Northwestern's best play: Drop the appeal, negotiate with players
APR 01, 2014 3:00p ET
According to an NLRB ruling, Northwestern's football players are employees who can join a union and negotiate for better benefits than they presently receive. You can read my analysis of that ruling here.
Northwestern plans an appeal of the decision, and if the appeal board upholds the ruling that football players are employees, the school would likely take the case to federal court and challenge the opinion there. So far every Northwestern response has been premised on the school fighting the designation rather than bargaining in good faith with the union, as they are required to do under federal law.
Which leaves me with an interesting question: Why can't Northwestern just accept the ruling and negotiate with its players on a new scholarship plan?
If Northwestern did this, irony of all ironies, the Wildcats would be able to offer legal benefits that no other school could offer. What if, say, Northwestern agreed to give players $10,000 cash a year and better medical coverage? Ten thousand dollars per player would equate to $850,000 a year. That's a drop in the bucket given Big Ten football revenues. Better medical coverage would, honestly, cost the university virtually nothing since it already treats all medical issues in-house.
In the process, Northwestern would defray millions in court costs, save years of legal fighting against its own players and, most significantly, gain a recruiting advantage over every other school in the country.
Right now Northwestern can offer something that no one else in the country can offer: It can legally pay football players to play football for the school.
Sure, the NCAA would be upset, but what do you want Northwestern to do, not comply with federal law? The NCAA is a voluntary organization -- its rules have no force of law. Northwestern already fought the employee designation and lost. Why risk taking the case all the way to the Supreme Court and losing there, too?
In reality, it might be better for the NCAA if Northwestern doesn't fight. Right now there's legal uncertainty as to what the ruling means. Once you pursue this case through the entire NLRB appeals process and throughout the court system, all uncertainty is lost. Sure, you might get a reversal of the employee determination, but what if you lose?
Think losing a Supreme Court case about college football isn't a big deal to the NCAA? Go back and look at what happened in 1984 when the NCAA lost the ability to control television rights. Other than setting rules for all athletes, the NCAA now has no role whatsoever in college football. If this ruling is ratified by the nation's highest court, then the NCAA is dead.
What's more, this is just the beginning of the litigation. We're talking a decade or more of uncertainty, a mess of unholy proportions, all unspooling from a single school's players challenging the status quo and then Northwestern challenging those players' victory.
So why not flip the script and accept the ruling? Why not be smarter and use this ruling as a competitive advantage for your football team? Negotiate with the Northwestern football players and agree to give them a better deal than they receive right now. Now that Northwestern's football players are employees, your collective bargaining is protected by law, so you can't be successfully sued for the results that emerge from those negotiations.

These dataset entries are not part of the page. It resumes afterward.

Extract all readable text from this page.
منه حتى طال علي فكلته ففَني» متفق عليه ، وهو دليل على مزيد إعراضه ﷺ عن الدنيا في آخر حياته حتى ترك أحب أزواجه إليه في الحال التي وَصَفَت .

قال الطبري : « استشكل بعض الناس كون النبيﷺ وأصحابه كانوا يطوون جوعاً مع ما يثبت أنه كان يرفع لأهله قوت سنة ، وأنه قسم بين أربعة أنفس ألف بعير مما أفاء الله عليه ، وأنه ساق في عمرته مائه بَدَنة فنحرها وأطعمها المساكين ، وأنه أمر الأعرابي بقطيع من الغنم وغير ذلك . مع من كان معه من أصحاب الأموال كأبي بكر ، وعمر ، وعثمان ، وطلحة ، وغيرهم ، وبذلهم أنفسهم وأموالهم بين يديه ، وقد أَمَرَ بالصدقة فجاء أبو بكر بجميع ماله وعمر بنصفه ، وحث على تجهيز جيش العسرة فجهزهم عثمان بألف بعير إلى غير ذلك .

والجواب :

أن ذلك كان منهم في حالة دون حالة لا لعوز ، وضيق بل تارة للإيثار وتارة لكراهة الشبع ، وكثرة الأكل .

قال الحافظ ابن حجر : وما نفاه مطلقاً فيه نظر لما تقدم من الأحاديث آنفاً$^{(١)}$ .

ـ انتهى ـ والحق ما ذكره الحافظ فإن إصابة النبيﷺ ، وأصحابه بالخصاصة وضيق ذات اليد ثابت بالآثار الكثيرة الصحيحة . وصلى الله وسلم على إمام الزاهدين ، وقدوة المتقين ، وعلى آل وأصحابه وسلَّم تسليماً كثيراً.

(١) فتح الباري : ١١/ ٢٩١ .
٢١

Give your football players a better deal than they can get anywhere else, announce that while you disagree that they are employees you respect the decision of the NLRB and have decided to avoid the protracted expense and unnecessary outcome of challenging the ruling in court, and then reap the benefits of your decision.
Immediately every football player in the country will know that Northwestern cares about its players and wants to take care of them better than any other program in America. They'll also know that Northwestern can legally give them a better deal to play football than any other school in the country. It's the best recruiting advertising possible. Sure, copycats might emerge, but the number of private schools subject to the NLRB is small, and the likelihood of state schools being able to replicate Northwestern's legal victory is small.
The irony of Stanford, Vanderbilt, Duke and other private schools that aren't known as football factories suddenly stealing a recruiting march on the big state football schools is hysterically entertaining. Would $10,000 or more change a prospective recruit's mind about where to go to school? It might. And if it doesn't, at least you've put your best offer forward, an offer that no one else can match.
So why can't Northwestern, a school long known for progressive and intelligent thought, make the smart decision here and negotiate a new deal with its football players?
Sometimes the smartest play is not fighting at all.